We can work around this by using the linux emulated jdk 1.3. Note down the "VM Command Line" output from the installer, and (without quitting the installer) run the exact same command line, but replace "/tmp/install.dir.$PID/Linux/resource/jre/bin/java" with our java. You'll need to run commands along the lines of (where you use the $PID value the navdiag_linux.bin installer prints out):
$ export CLASSPATH=/tmp/install.dir.26648/InstallerData:/tmp/install.dir.26648/InstallerData/installer.zip
$ /usr/local/jdk1.3.1-linux/bin/java -Djava.compiler=NONE -Xmx50331648 -Xms16777216 com.zerog.lax.LAX "/tmp/install.dir.26648/temp.lax"
You'll probably have to drop the "/tmp/env.properties.$PID" argument to java too, as that file disappears too fast (doesn't seem to matter). After a while, the installer should open up, and you should be able to successfully install the NavDiag utility. Our java will get hard coded into the app (but you may want to turn on kern.emul.linux permanently in /etc/sysctl.conf).

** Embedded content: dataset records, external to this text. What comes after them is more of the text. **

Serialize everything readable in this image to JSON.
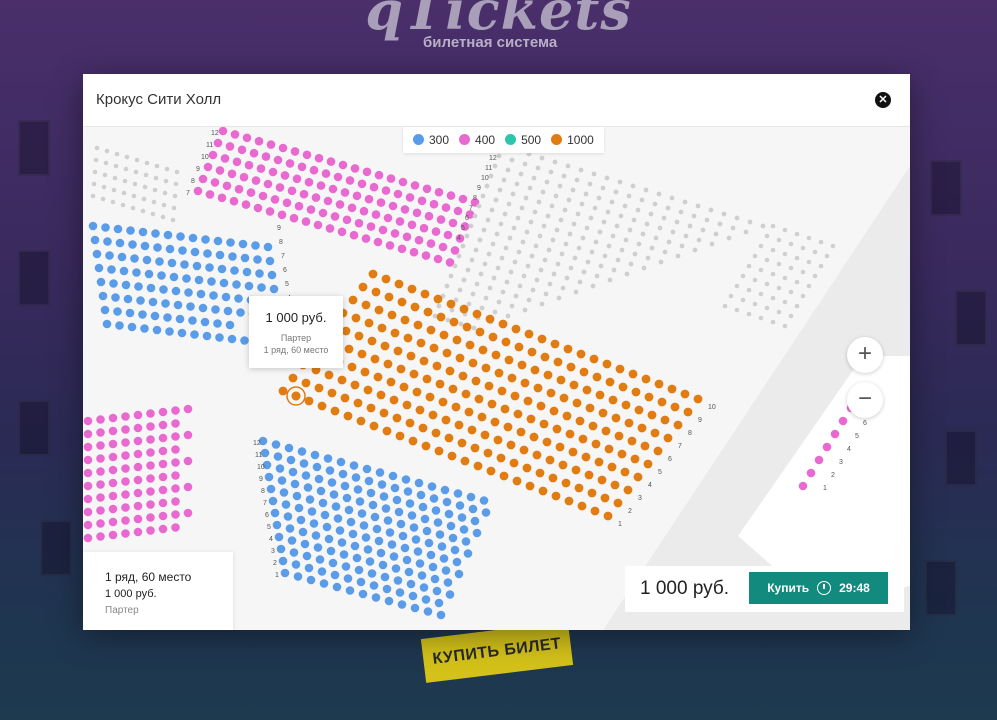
{
  "brand": {
    "logo_text": "qTickets",
    "subtitle": "билетная система"
  },
  "banner": {
    "label": "КУПИТЬ БИЛЕТ"
  },
  "modal": {
    "title": "Крокус Сити Холл",
    "close_icon": "close-icon"
  },
  "legend": [
    {
      "price": "300",
      "color": "#5a9ce8"
    },
    {
      "price": "400",
      "color": "#e86ad0"
    },
    {
      "price": "500",
      "color": "#2cc6ae"
    },
    {
      "price": "1000",
      "color": "#e07c12"
    }
  ],
  "tooltip": {
    "price": "1 000 руб.",
    "sector": "Партер",
    "seat": "1 ряд, 60 место"
  },
  "zoom": {
    "in_icon": "plus-icon",
    "out_icon": "minus-icon",
    "in_label": "+",
    "out_label": "−"
  },
  "selected": {
    "seat": "1 ряд, 60 место",
    "price": "1 000 руб.",
    "sector": "Партер"
  },
  "checkout": {
    "total": "1 000 руб.",
    "buy_label": "Купить",
    "timer": "29:48"
  },
  "seat_colors": {
    "empty": "#cfcfcf",
    "blue": "#5a9ce8",
    "pink": "#e86ad0",
    "orange": "#e07c12"
  }
}
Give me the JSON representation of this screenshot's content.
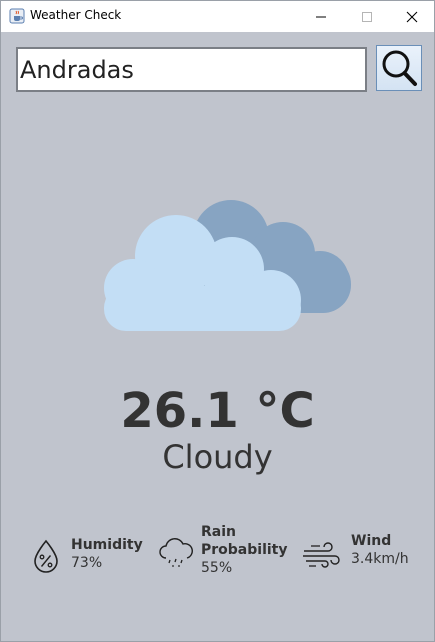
{
  "window": {
    "title": "Weather Check",
    "icon": "java-cup-icon"
  },
  "search": {
    "value": "Andradas",
    "button_icon": "search-icon"
  },
  "weather": {
    "icon": "cloudy-icon",
    "temperature": "26.1 °C",
    "condition": "Cloudy"
  },
  "stats": {
    "humidity": {
      "label": "Humidity",
      "value": "73%",
      "icon": "humidity-icon"
    },
    "rain": {
      "label_line1": "Rain",
      "label_line2": "Probability",
      "value": "55%",
      "icon": "rain-cloud-icon"
    },
    "wind": {
      "label": "Wind",
      "value": "3.4km/h",
      "icon": "wind-icon"
    }
  },
  "colors": {
    "background": "#c0c4cd",
    "cloud_front": "#c3def5",
    "cloud_back": "#87a4c2",
    "text": "#333333"
  }
}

After installation, you can attempt to run NavDiag. As long as you've made sure the program can get through the packet filter to talk to the modem, everything should run ok from this point, and you should be able to use the tool as on linux:
With some adjusting of the location of my modem (i.e. into the ceiling), I was able to lift my constant red signal to constant orange:
Test run on 13/08/2006 @ 2:30 PMSometime in late 2005 the signal deteriorated, and I was rarely able to hold a connection for more than an hour at a time, though late at night was often good. The good signal was restored, and is in fact much better, by moving the antenna into the roof.